The filings also help explain why the profit story is not a straight line. While revenue rose 20.3% to $3 billion, net profits sank 12.9% to $302.7 million. Part of that drag was the cost of adding capacity and preparing for additional ships. The statements show staff costs swelled 31.4% to $437.2 million due to hiring 1,765 employees, with the bulk of the new recruits being shipboard personnel. The company also incurred preparation costs for launching two additional ships, the Disney Destiny and Disney Adventure, both launched within six months of the financial statements being filed.
In the U.K. commentary, Jeff Swindell, senior vice president of finance at Disney Signature Experiences (the segment responsible for attractions outside the theme parks), said the company remained highly profitable during the fiscal year while managing various one-time costs tied to business growth initiatives, including pre-operational expenses for upcoming fleet additions. Swindell’s framing is consistent with what executives usually have to manage in capital expansion cycles: revenue ramps, but the expense line can surge first, especially when ships are staffed, staged, and brought online.
The fleet expansion itself is now visible in multiple threads of planning. Disney’s recent launches bring the fleet to eight ships, but five more are coming by 2031 as part of the $60 billion Experiences investment. The filings note that one of the new ships will be fully financed, owned and operated in Japan under license by Oriental Land Company (OLC). If the first Japan ship succeeds, OLC forecasts that operating multiple ships should follow. OLC also forecasts that in the first few years one ship would generate annual net sales of $650 million (¥100 billion), with an approximate operating margin of 26.7%, yielding profits of around $174 million.
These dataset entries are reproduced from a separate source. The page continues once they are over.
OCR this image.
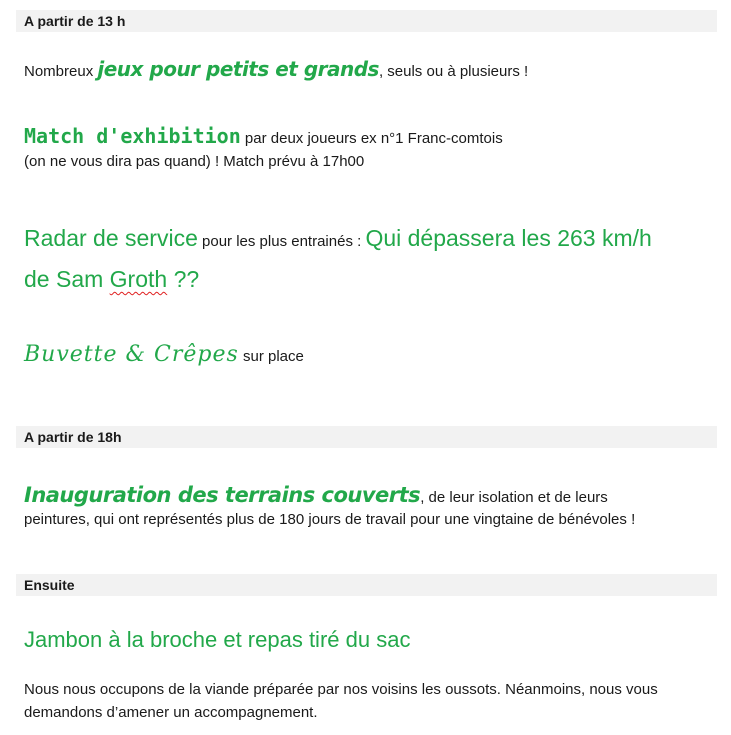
A partir de 13 h
Nombreux jeux pour petits et grands, seuls ou à plusieurs !
Match d'exhibition par deux joueurs ex n°1 Franc-comtois
(on ne vous dira pas quand) ! Match prévu à 17h00
Radar de service pour les plus entrainés : Qui dépassera les 263 km/h
de Sam Groth ??
Buvette & Crêpes sur place
A partir de 18h
Inauguration des terrains couverts, de leur isolation et de leurs
peintures, qui ont représentés plus de 180 jours de travail pour une vingtaine de bénévoles !
Ensuite
Jambon à la broche et repas tiré du sac
Nous nous occupons de la viande préparée par nos voisins les oussots. Néanmoins, nous vous
demandons d’amener un accompagnement.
Disney’s own filings are similarly confident about maintaining profitability. Swindell said the company expects to maintain strong profitability in financial year 2026, supported by capacity growth from the Disney Treasure, the Disney Destiny and the Disney Adventure. The caveat for cruise executives, of course, is scale. The filings don’t disclose passenger counts for 2025, but CruiseMarketWatch put Disney at 1 million passengers, or 3.1% of the market. That’s small compared to Carnival’s 6.8 million passengers, meaning Disney can expand aggressively while still being a relative minnow in the industry.
For peers and boards, the second-order implication is blunt: Disney’s U.S. reporting stays non-specific on cruises, but U.K. shell filings can still force clarity. If you’re an operator watching the economics of themed cruising, or an investor assessing whether a consumer brand can scale a capital-heavy experience business, this is a real lesson in where the numbers actually hide. Disney may be adding ships on a glossy timeline, but the financial reality is already telling a more complicated story: $3 billion in cruise revenue, 20.3% growth, and profit pressure from staffing and pre-operational costs as the expansion ramps.